Along with that comes a tighter integration between WebSphere, Rational and Tivoli products, and new services to support SOA deployments.
The rationale for the realignment is based on market demands, according to Steve Mills, senior vice president and group executive of IBMs Software Group.
“Medium and large companies run hundreds if not thousands of applications that they cant rip and replace. They need to leverage what they have and get applications to work as a service—which is where the whole idea of SOA comes into play.
“Its a statement of where businesses are trying to get,” Mills said, during a conference call with members of the press.
The new offerings are based on four software fundamentals: modeling, assembling, deploying and managing a set of capabilities in an SOA. In terms of services, IBMs goal is to help users more quickly deploy and manage an SOA, and enable partners to get their customers on board with SOA.
In the modeling arena, IBM announced its WebSphere Business Modeler for SOAs, a tool that enables both business and IT users to model and design process flows before they are deployed.
For those wishing to assemble an SOA, IBM announced the WebSphere Integration Developer, an Eclipse-based application development tool thats used to build composite applications based on specific business processes.
In this same vein, IBM also introduced an upgraded version of Rational Application Developer software that helps developers script together services that are modeled with the Business Modeler.
To support easier SOA deployments, IBM announced a lightweight version of an enterprise service bus. The WebSphere ESB, which utilizes some components of IBMs WebSphere application server, is geared toward the integration of Web services-based applications. For more heavyweight ESB functionality, IBM showcased a new version of its WebSphere Message Broker that enables the integration of non-standard-based apps.
“It allows all the pieces of the infrastructure and architecture to play,” said Robert LaBlanc, general manger for WebSphere in Armonk, N.Y.
IBM also announced its new WebSphere Process Server, which helps do the choreography around a set of business processes, data and events. It also enables users to manage processes during run-time.

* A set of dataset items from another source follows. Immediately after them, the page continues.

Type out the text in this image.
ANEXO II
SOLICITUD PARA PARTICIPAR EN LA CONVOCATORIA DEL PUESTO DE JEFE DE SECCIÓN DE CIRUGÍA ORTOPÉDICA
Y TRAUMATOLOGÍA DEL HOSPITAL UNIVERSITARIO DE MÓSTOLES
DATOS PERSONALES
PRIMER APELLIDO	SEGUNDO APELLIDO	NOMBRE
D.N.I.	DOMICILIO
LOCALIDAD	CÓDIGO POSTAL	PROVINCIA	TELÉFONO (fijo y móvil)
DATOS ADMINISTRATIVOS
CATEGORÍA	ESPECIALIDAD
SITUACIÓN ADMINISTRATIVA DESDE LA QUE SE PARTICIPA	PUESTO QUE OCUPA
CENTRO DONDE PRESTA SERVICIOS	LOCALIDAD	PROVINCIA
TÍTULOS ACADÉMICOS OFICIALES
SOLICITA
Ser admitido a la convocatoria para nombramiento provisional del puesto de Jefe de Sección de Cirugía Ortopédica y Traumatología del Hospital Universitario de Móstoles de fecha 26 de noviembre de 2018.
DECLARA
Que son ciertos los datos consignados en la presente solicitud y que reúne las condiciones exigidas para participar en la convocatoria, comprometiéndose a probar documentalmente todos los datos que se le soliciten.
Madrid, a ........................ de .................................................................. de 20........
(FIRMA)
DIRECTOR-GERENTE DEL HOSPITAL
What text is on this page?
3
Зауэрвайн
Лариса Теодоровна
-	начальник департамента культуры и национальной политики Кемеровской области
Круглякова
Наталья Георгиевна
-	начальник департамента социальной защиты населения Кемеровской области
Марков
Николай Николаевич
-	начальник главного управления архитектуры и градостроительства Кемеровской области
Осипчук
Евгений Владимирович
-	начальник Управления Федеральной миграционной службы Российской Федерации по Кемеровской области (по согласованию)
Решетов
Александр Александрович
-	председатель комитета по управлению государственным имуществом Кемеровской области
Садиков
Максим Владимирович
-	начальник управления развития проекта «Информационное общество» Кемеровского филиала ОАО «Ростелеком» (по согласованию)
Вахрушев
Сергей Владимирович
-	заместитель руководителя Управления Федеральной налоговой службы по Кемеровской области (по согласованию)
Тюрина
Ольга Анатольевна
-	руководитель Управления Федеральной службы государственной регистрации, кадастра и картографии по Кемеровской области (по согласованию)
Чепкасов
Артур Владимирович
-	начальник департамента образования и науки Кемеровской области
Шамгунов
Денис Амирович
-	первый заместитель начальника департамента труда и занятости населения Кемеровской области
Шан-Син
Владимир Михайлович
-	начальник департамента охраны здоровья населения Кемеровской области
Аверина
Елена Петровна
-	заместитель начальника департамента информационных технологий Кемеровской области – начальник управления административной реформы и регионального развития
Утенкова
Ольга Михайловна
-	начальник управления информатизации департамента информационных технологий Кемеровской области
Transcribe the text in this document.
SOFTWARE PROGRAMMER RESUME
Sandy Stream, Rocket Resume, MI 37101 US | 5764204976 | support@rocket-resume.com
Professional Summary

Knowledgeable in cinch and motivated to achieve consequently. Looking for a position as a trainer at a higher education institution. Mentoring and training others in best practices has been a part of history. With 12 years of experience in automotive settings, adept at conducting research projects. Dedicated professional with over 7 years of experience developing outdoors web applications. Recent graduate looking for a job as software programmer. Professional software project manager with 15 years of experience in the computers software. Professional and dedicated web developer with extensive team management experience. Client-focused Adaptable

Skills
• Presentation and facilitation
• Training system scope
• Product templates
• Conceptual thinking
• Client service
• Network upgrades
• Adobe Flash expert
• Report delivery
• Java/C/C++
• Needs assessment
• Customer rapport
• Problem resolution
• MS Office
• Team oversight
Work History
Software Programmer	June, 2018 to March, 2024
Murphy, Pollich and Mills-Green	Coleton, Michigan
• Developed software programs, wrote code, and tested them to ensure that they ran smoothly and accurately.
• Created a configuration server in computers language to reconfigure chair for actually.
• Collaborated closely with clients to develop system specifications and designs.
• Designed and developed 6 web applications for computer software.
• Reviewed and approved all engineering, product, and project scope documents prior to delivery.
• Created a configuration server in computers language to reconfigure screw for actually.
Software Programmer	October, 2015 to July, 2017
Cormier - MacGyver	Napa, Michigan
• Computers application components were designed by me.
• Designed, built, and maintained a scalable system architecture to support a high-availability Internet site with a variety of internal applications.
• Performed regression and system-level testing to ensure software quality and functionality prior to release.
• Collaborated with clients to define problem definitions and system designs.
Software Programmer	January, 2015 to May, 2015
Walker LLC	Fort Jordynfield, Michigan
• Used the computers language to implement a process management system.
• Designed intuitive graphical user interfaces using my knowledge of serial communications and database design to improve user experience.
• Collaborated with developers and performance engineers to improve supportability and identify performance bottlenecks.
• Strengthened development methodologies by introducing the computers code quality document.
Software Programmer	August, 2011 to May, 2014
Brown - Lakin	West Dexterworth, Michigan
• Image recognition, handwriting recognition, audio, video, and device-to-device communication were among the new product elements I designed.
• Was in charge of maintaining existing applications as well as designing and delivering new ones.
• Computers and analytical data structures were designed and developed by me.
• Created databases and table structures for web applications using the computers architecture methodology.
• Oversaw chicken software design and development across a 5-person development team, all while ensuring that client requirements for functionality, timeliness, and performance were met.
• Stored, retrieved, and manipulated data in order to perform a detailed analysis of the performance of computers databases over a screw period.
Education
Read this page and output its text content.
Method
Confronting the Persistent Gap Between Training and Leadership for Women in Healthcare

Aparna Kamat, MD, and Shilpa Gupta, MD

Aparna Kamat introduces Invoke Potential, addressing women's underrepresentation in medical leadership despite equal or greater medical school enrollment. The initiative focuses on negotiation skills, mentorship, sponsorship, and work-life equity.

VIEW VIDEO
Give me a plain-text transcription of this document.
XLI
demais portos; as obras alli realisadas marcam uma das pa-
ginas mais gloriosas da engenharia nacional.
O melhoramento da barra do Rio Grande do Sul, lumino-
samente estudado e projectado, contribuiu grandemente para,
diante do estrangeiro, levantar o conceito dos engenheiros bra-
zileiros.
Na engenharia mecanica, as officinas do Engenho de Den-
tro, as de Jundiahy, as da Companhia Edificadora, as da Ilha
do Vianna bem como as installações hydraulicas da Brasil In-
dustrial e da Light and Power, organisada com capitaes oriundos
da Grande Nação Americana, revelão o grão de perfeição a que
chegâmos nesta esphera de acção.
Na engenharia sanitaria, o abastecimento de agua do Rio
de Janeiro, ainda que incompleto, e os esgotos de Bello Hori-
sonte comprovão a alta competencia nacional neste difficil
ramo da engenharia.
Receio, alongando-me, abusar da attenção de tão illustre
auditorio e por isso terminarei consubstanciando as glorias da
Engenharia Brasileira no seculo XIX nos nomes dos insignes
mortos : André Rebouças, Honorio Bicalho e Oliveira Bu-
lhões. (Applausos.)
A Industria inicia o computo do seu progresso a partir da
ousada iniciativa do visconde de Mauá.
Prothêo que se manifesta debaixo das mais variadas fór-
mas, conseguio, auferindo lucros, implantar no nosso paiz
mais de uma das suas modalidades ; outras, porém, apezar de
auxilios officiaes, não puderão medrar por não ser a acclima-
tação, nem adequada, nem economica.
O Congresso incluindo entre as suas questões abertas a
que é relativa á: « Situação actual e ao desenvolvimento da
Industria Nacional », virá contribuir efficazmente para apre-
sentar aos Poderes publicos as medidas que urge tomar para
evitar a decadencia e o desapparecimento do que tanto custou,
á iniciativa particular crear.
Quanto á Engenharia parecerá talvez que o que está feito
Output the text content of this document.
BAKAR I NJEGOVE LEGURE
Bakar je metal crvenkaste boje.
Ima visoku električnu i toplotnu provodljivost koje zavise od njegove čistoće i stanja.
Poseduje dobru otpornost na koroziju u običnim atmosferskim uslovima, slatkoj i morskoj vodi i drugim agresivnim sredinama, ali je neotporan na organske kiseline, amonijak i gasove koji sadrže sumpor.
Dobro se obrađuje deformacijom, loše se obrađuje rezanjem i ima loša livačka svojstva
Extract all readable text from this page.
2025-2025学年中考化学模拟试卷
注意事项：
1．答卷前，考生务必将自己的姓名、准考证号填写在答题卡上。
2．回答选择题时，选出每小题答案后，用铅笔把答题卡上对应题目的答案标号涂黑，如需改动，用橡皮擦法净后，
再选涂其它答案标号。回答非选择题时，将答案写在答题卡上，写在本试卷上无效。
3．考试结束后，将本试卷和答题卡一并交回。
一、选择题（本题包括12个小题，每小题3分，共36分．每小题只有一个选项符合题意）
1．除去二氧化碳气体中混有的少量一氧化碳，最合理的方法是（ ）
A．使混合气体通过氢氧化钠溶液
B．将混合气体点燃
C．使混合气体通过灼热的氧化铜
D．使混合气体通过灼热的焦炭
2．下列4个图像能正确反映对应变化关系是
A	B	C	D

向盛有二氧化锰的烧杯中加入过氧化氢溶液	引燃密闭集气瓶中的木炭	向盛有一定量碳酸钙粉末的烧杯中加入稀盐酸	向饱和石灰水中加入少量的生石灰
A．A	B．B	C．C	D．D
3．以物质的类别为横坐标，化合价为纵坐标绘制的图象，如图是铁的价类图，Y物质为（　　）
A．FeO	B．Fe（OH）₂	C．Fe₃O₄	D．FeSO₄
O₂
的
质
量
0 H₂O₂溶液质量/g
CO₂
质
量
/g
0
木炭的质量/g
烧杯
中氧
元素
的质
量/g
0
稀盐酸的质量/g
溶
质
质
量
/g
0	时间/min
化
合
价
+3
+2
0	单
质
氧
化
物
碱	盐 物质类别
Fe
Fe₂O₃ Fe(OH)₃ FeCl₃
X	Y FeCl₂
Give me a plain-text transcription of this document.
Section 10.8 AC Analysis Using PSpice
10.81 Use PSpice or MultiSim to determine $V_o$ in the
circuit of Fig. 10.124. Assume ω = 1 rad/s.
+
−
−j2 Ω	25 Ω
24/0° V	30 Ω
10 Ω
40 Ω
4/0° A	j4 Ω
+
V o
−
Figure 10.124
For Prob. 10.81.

To further manage processes, IBM upgraded its WebSphere Business Monitor, which helps monitor process performance and KPIs (key performance indicators) like transaction volume. Later in the month, IBM said, it plans to offer new management software under the Tivoli brand for managing composite applications.
To help users—both midsized and large companies—get started with SOA initiatives, IBM also announced a handful of new services. IBM Global Services has three new professional service capabilities.
The first is helping users comply with governance issues utilizing an SOA. The second involves new SOA Industry Teams that have been created around specific vertical industries like communications and financial services.
The third has to do with the Global Services SOA Foundation, which IBM plans to utilize to showcase its Common Delivery Platform, a repository of reusable components based on IBM and third-party applications.
The components will be used to execute business processes—think claims processing or inventory management. The idea behind the CSDP repository is an interesting one: It will, according to IBM officials, collect data from a users infrastructure, integrate that data with software, best practices and intellectual property, and then use WebSphere to provide the resulting (completed) business process.
Global Services is also offering users a free service, called IBM Client Architectural Readiness Evaluation, that evaluates SOA readiness and governance maturity.
Partners are part of IBMs expansion plans around SOA too, with IBM offering even more capabilities for partners to utilize to get their customers up and running with a SOA.
“Weve got a set of tools to help build out SOA, and a lot of help and capabilities in terms of services, so [users] can go along the journey,” Mills said. “Weve got support for the full gamut.”